A team of computer scientists at Princeton University’s Visual AI Lab has developed a method to detect biases in sets of images and visual patterns. The method relies on an open-source tool to flag potential and clearly existing biases in images that are used to train AI systems, such as those that enable automated credit services and courtroom sentencing programs.

The tool specifically allows data set creators and users to correct issues of visual underrepresentation or stereotypical portrayals before image collections are used to train computer vision models.

Engineers use large sets of images, or compilations of images, that are collected from online sources to develop computer vision, which allows computers to recognize people, objects, and actions. Data sets are foundational to computer vision, meaning that the images that reflect societal or other stereotypes and biases can severely (and detrimentally) influence computer vision models.
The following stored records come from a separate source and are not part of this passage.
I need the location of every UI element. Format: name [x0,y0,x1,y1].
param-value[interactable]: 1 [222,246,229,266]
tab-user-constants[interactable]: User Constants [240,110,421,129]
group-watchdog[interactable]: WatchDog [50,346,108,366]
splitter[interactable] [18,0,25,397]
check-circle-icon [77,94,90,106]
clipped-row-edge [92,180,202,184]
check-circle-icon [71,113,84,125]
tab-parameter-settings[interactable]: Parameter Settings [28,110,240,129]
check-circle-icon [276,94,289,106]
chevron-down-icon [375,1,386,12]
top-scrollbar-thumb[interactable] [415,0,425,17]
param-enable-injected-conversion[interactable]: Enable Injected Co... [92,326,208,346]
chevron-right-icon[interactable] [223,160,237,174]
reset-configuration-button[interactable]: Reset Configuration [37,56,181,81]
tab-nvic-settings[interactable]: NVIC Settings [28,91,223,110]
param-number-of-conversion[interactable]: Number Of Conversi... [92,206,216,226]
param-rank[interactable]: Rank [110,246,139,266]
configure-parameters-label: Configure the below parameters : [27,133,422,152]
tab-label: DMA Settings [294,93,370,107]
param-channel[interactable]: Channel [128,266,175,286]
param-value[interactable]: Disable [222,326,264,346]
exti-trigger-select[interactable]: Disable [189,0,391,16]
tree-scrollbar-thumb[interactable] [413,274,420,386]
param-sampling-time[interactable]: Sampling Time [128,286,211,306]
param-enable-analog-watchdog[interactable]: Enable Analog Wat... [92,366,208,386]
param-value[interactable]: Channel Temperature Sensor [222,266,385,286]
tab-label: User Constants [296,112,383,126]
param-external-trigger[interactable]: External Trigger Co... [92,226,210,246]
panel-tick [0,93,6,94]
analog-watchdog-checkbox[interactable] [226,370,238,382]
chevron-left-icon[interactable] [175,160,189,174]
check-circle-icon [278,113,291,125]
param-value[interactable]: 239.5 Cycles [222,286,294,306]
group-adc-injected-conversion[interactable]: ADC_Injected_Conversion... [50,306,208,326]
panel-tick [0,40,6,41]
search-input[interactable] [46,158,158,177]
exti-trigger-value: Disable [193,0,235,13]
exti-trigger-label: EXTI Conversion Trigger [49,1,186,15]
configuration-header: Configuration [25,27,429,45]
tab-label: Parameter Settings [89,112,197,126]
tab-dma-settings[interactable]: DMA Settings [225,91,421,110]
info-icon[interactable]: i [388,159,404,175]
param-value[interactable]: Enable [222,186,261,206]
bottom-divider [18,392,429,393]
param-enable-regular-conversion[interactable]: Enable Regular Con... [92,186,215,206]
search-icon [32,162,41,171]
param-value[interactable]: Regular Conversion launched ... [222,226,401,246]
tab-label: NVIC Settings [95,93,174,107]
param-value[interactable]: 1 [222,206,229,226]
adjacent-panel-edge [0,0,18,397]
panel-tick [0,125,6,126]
In one data set, REVISE uncovered a potential gender bias in images containing people (red boxes) and organs (blue boxes). Analyzing the distribution of inferred 3D distances between the person and the organ showed that males tended to be featured as actually playing the instrument, whereas females were often merely in the same space as the instrument. Courtesy of the Princeton researchers.
The new, tool-based method complements a related advance, in which members of the Princeton Visual AI Lab published a comparison of existing methods for preventing biases in computer vision models. The publication included a proposal for a new, more effective approach to bias mitigation, using statistical methods to inspect a data set for potential biases and underrepresentation along object-, geography-, and gender-based dimensions.

The tool, known as REVISE (REvealing VIsual BiaSEs), uses existing image annotations and quantifiable, discernible measurements (such as object count, co-occurrence of objects and people, and country of origin) to reveal patterns that differ from median distributions.
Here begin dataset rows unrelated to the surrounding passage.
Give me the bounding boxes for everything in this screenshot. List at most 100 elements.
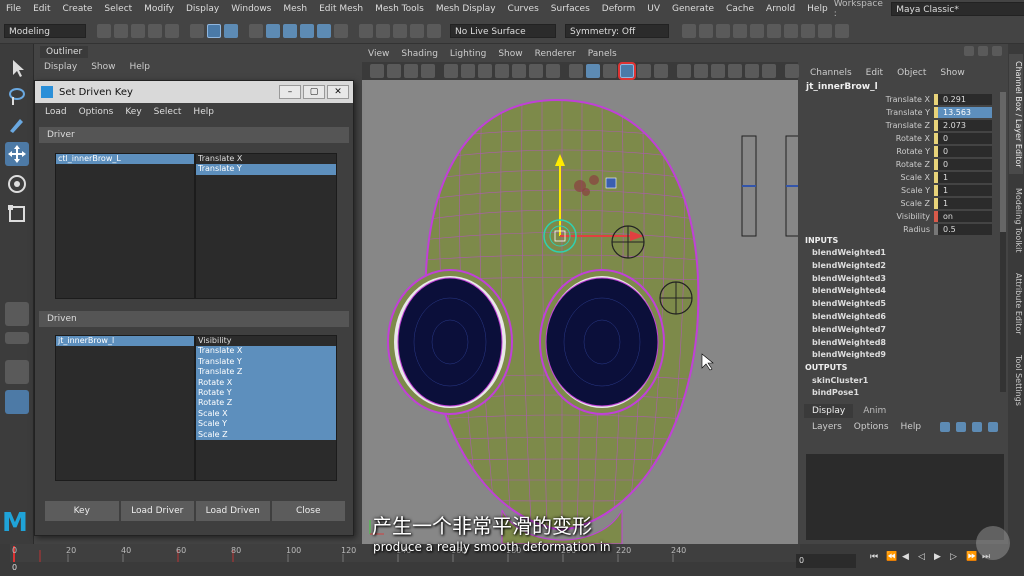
scale-tool-icon[interactable] [5,202,29,226]
depth-of-field-icon[interactable] [762,64,776,78]
layer-tab-anim[interactable]: Anim [855,404,894,418]
save-scene-icon[interactable] [131,23,145,38]
ipr-render-icon[interactable] [716,23,730,38]
inputs-header[interactable]: INPUTS [805,236,838,245]
screen-space-ao-icon[interactable] [711,64,725,78]
step-back-key-icon[interactable]: ⏪ [886,552,898,564]
construction-history-icon[interactable] [376,23,390,38]
component-mode-icon[interactable] [224,23,238,38]
driven-attr-item[interactable]: Translate X [196,346,336,357]
play-back-icon[interactable]: ◁ [918,552,930,564]
channel-row[interactable]: Translate Y 13.563 [800,106,998,118]
menu-deform[interactable]: Deform [596,4,641,14]
move-layer-down-icon[interactable] [956,422,966,432]
input-node[interactable]: blendWeighted5 [812,299,886,308]
outliner-menu-display[interactable]: Display [44,62,77,72]
menu-edit[interactable]: Edit [27,4,56,14]
outliner-tab[interactable]: Outliner [40,46,89,58]
outputs-header[interactable]: OUTPUTS [805,363,847,372]
hierarchy-mode-icon[interactable] [190,23,204,38]
gate-mask-icon[interactable] [495,64,509,78]
cb-menu-channels[interactable]: Channels [810,68,852,78]
menu-mesh-tools[interactable]: Mesh Tools [369,4,430,14]
outliner-menu-show[interactable]: Show [91,62,115,72]
history-icon[interactable] [359,23,373,38]
video-play-overlay-icon[interactable] [976,526,1010,560]
driven-attr-item[interactable]: Scale Y [196,419,336,430]
current-frame-field[interactable]: 0 [796,554,856,568]
layer-menu-layers[interactable]: Layers [812,422,842,432]
side-tab-attribute-editor[interactable]: Attribute Editor [1009,266,1023,342]
menu-select[interactable]: Select [98,4,138,14]
menu-help[interactable]: Help [801,4,834,14]
close-button[interactable]: Close [271,501,345,521]
driven-attr-item[interactable]: Translate Z [196,367,336,378]
vp-menu-shading[interactable]: Shading [401,49,438,59]
snap-plane-icon[interactable] [317,23,331,38]
menu-arnold[interactable]: Arnold [760,4,801,14]
wireframe-on-shaded-icon[interactable] [618,62,636,80]
driven-attr-item[interactable]: Rotate Y [196,387,336,399]
shadows-icon[interactable] [694,64,708,78]
vp-menu-show[interactable]: Show [498,49,522,59]
menu-surfaces[interactable]: Surfaces [545,4,596,14]
channel-value[interactable]: 0 [934,145,992,157]
default-material-icon[interactable] [603,64,617,78]
menu-windows[interactable]: Windows [225,4,277,14]
channel-value[interactable]: 2.073 [934,119,992,131]
side-tab-modeling-toolkit[interactable]: Modeling Toolkit [1009,180,1023,260]
driven-object-item[interactable]: jt_innerBrow_l [56,336,194,347]
safe-action-icon[interactable] [529,64,543,78]
input-node[interactable]: blendWeighted3 [812,274,886,283]
maximize-icon[interactable]: ▢ [303,85,325,99]
channel-row[interactable]: Translate Z 2.073 [800,119,998,131]
start-frame-field[interactable]: 0 [12,563,17,572]
input-node[interactable]: blendWeighted2 [812,261,886,270]
rotate-tool-icon[interactable] [5,172,29,196]
input-node[interactable]: blendWeighted7 [812,325,886,334]
render-setup-icon[interactable] [767,23,781,38]
channel-row[interactable]: Rotate Y 0 [800,145,998,157]
target-icon[interactable] [410,23,424,38]
undo-icon[interactable] [148,23,162,38]
side-tab-tool-settings[interactable]: Tool Settings [1009,348,1023,412]
driven-attr-item[interactable]: Translate Y [196,356,336,368]
camera-select-icon[interactable] [370,64,384,78]
driven-attr-list[interactable]: Visibility Translate X Translate Y Trans… [195,335,337,481]
head-model[interactable] [362,80,798,544]
layer-tab-display[interactable]: Display [804,404,854,418]
magnet-icon[interactable] [393,23,407,38]
single-layout-icon[interactable] [5,302,29,326]
open-scene-icon[interactable] [114,23,128,38]
snap-grid-icon[interactable] [266,23,280,38]
channel-value[interactable]: 1 [934,197,992,209]
sdk-menu-load[interactable]: Load [45,107,67,117]
key-button[interactable]: Key [45,501,119,521]
go-to-start-icon[interactable]: ⏮ [870,552,882,564]
live-surface-field[interactable]: No Live Surface [450,23,556,38]
hypershade-icon[interactable] [750,23,764,38]
sdk-menu-key[interactable]: Key [125,107,141,117]
bookmark-icon[interactable] [404,64,418,78]
channel-row[interactable]: Scale Z 1 [800,197,998,209]
step-back-frame-icon[interactable]: ◀ [902,552,914,564]
input-node[interactable]: blendWeighted9 [812,350,886,359]
move-layer-up-icon[interactable] [940,422,950,432]
snap-curve-icon[interactable] [283,23,297,38]
channel-value[interactable]: 0.291 [934,93,992,105]
input-node[interactable]: blendWeighted4 [812,286,886,295]
menu-display[interactable]: Display [180,4,225,14]
channel-row[interactable]: Visibility on [800,210,998,222]
channel-value[interactable]: 1 [934,171,992,183]
lasso-tool-icon[interactable] [5,84,29,108]
snap-surface-icon[interactable] [334,23,348,38]
sdk-menu-help[interactable]: Help [193,107,214,117]
menu-curves[interactable]: Curves [502,4,545,14]
layer-menu-options[interactable]: Options [854,422,889,432]
input-node[interactable]: blendWeighted1 [812,248,886,257]
two-pane-layout-icon[interactable] [5,360,29,384]
play-forward-icon[interactable]: ▶ [934,552,946,564]
channel-value[interactable]: 0 [934,132,992,144]
workspace-dropdown[interactable]: Maya Classic* [891,2,1024,16]
resolution-gate-icon[interactable] [478,64,492,78]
An example that occurred in a tested data set involved REVISE showing that images including people and flowers differed between males and females. Males more often appeared with flowers in ceremonial and meeting settings; females more often appeared in staged settings and paintings.

“Data set collection practices in computer science haven’t been scrutinized that thoroughly until recently,” study coauthor Angelina Wang said. Images are often scraped from the internet, and it is not always common knowledge that certain images are components of data sets, she said.

Scientists from the Princeton Visual AI Lab presented the approach, itself based on earlier work describing filtering and balancing a data set’s images in a way that required user direction, at the European Conference on Computer Vision this summer.

The work was supported in part by the U.S. National Science Foundation (NSF), Google Cloud, and a Yang Family Innovation Research Grant awarded by the Princeton School of Engineering and Applied Science.